Le Couscous au patrimoine mondial de l’humanité

Fév 16, 2023 | Culture arabe

C’était il y a tout juste quelques trois années… Le couscous était (enfin !) classé par l’Unesco au patrimoine mondial immatériel de l’humanité!

Couscous images libres de droit, photos de Couscous | Depositphotos

Une nouvelle tant attendue et une information capitale, de la plus haute importance, vitale pour l’humanité entière qui a fait le tour du monde, relayée pratiquement par tous les médias : « Le couscous est entré officiellement au patrimoine mondial immatériel de l’humanité, a annoncé l’Unesco ce mercredi (16 décembre 2020). »
Un tel tintamarre que la Covid 19 et ses corollaires : semi-confinement jusqu’aux fêtes et après, problèmes d’avions et de voyageurs bloqués, presque pris en otages, incapables de rentrer chez eux et obligés de séjourner de force dans des conditions souvent précaires, guerres déclarées ou larvées  à travers la planète, sécheresses et famines,etc… tout est passé un certain temps au second plan.

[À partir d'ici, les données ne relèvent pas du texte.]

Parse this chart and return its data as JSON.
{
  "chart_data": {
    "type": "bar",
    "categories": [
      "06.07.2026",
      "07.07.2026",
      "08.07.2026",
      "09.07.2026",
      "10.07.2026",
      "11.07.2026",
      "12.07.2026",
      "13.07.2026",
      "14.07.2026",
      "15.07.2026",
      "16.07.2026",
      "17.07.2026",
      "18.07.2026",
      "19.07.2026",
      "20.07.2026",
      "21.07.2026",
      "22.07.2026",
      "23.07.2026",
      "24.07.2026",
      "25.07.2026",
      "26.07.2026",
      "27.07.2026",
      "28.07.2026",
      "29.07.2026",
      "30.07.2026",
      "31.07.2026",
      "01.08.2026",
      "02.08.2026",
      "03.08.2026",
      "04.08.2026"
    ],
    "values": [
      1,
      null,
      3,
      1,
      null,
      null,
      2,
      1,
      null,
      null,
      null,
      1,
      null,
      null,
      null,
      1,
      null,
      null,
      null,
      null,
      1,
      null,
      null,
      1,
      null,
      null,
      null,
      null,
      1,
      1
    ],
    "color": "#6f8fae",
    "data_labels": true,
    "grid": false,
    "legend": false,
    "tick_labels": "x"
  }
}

Bien. Et on ne peut que s’en réjouir et se régaler avec une nouvelle qui flatte le ventre , le /les palais et surtout l’égo arabo-musulman souvent mis à mal ces dernières temps…

Pas seulement arabo-musulman (en fait Berbère, Maghrébin), mais également… Français!!! En effet, le couscous, avant de figurer désormais officiellement dans la carte du menu de l’Unesco est rentré de puis des lustres dans les habitudes culinaires des Français, au quotidien.
C’est devenu pour ainsi dire, un plat national. Rivalisant avec la choucroute, le cassoulet, le coq-au-vin ou la tête de veau si chère au défunt ex-président Chirac.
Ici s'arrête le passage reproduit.